According to the CDC, Motor vehicle crashes are the leading cause of death for U.S. teens, accounting for more than one in three deaths in this age group. In 2007, eleven teens ages 16 to 19 died every day from motor vehicle injuries. In 2007, more than 4,200 teens in the United States aged 15–19 were killed and almost 400,000 were treated in emergency departments for injuries suffered in motor-vehicle crashes. The risk of vehicle crashes is greater for ages 16-19 and weighs more heavily on male drivers, which is more than one and half times than that of females.  It comes as no surprise that the risk is particularly high in teens with newly acquired licenses.

Many factors contribute to the cause of teen vehicular accidents.  One may be of inexperience, another is immaturity.  Teen drivers tend to be more aggressive and are more likely to speed.  Most of the teenagers involved in accidents are driving under influence, may it be alcohol and or drugs.  In fact, the NHTSA statistics on drunken driving shows that about 28% of teenagers killed in motor vehicle crashes were drinking either before or while they were driving. Most drivers forget to use their seat belts after consuming alcohol. Around 64% of teenagers who were involved in fatal drunk driving crashes were reportedly not wearing their seat belts.
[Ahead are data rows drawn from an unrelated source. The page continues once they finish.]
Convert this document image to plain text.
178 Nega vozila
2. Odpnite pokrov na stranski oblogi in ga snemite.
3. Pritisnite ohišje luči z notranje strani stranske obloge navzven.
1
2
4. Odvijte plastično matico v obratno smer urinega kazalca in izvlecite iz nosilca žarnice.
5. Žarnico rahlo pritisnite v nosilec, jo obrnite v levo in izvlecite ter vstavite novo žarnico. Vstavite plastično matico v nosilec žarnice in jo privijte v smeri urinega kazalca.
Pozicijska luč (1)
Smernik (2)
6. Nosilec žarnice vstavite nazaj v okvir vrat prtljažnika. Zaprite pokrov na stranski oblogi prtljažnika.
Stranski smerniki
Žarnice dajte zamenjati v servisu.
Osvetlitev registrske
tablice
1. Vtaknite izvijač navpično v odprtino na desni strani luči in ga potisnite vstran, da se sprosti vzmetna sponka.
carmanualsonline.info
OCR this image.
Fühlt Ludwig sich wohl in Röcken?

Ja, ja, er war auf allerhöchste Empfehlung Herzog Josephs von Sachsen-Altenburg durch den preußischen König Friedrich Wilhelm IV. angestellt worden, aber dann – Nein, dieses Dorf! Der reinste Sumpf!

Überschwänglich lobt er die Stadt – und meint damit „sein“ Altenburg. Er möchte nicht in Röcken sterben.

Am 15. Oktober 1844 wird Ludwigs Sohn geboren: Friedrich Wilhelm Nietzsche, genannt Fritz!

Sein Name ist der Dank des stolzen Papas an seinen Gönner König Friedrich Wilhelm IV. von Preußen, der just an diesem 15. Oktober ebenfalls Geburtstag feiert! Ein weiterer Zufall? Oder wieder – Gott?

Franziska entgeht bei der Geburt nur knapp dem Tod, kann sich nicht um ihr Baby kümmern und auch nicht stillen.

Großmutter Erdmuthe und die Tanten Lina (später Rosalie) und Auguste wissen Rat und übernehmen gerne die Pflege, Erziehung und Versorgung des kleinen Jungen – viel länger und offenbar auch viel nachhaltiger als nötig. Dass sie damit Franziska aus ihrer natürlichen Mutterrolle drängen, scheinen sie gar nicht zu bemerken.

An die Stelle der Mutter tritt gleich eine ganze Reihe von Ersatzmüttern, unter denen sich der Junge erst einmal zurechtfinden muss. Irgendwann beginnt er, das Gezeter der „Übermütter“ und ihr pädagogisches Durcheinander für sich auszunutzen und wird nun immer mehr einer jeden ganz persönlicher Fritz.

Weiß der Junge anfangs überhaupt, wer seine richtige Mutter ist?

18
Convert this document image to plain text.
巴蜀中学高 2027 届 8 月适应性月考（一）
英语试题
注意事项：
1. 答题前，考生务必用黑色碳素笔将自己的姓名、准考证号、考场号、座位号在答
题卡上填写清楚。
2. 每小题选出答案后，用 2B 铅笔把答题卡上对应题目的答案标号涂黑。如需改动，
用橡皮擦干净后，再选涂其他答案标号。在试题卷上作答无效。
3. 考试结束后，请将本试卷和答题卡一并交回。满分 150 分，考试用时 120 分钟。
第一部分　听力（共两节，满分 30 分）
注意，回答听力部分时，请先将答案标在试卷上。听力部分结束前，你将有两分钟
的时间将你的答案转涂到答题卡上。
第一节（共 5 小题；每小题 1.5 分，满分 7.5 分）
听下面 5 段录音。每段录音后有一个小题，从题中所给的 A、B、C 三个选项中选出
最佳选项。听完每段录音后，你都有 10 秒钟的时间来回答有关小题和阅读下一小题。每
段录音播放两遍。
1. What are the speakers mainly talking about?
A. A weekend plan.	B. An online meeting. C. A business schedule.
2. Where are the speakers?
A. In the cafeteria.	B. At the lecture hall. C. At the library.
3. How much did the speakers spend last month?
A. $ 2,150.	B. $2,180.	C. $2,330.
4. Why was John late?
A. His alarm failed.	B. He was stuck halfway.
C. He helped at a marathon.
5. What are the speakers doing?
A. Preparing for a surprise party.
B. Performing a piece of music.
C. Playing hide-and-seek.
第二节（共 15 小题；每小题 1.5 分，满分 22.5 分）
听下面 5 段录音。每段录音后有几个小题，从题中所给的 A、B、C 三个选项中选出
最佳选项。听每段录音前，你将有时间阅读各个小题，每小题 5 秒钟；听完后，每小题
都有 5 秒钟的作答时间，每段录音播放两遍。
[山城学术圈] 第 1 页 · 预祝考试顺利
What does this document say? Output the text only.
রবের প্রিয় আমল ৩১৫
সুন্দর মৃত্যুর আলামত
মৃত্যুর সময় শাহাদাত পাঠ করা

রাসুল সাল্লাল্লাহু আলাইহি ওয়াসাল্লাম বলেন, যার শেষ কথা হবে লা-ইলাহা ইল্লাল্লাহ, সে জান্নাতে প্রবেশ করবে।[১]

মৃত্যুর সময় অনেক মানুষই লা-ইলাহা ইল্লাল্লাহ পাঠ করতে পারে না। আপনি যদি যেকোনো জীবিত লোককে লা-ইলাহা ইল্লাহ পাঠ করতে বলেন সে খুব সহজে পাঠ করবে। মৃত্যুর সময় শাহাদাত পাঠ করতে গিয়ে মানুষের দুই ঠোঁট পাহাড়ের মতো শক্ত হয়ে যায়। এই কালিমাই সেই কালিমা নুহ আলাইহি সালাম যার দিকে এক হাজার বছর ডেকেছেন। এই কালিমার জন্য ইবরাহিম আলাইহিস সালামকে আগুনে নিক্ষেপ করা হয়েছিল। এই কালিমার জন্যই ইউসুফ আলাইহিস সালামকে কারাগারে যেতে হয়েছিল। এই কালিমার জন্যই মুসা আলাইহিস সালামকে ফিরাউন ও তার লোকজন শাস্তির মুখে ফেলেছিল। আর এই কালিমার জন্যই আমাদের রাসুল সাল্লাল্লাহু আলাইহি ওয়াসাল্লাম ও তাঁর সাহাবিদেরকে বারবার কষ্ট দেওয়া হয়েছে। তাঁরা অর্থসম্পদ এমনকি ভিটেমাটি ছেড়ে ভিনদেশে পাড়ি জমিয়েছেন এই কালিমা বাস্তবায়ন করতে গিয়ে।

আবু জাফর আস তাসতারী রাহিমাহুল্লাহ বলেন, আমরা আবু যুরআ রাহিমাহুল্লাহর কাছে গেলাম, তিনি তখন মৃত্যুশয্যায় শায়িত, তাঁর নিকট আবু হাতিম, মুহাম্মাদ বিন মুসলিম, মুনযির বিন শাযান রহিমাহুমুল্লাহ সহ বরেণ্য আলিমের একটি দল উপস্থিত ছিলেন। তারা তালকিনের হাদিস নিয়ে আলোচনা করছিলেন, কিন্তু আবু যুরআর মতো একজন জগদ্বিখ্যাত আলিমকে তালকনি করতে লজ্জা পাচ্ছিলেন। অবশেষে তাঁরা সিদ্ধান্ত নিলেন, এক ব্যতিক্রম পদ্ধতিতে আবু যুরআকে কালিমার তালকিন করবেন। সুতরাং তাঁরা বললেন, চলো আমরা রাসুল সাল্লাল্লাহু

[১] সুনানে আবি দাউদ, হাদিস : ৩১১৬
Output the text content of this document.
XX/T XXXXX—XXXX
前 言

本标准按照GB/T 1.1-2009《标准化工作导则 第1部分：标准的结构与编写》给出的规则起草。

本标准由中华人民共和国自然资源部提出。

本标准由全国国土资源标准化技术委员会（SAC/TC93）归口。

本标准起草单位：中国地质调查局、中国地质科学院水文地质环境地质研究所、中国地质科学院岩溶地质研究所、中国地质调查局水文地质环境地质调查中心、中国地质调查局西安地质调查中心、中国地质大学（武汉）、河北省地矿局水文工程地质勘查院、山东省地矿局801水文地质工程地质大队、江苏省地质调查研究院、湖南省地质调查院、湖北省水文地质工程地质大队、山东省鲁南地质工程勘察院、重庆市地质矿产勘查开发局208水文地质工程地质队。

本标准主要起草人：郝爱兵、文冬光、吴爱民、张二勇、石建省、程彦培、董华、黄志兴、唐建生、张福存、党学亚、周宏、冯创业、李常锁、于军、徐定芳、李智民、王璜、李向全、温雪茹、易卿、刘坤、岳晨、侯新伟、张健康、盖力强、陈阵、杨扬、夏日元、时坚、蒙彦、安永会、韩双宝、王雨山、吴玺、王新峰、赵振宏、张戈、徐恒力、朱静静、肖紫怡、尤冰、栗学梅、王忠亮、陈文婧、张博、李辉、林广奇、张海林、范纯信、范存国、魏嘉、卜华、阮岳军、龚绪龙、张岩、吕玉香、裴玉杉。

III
An enormous amount of effort has been made to minimize teen accidents.  There are sobriety checkpoints and legislations like zero tolerance laws.  There are organizations such as Students Against Drunk Driving and Mothers Against Drunk Driving who actively spread the awareness about the hazards of drinking while driving.  Although these efforts decreased the number of casualties, the latest statistics are still a cause of alarm.  Parents should be aware of this and discipline should start from their homes.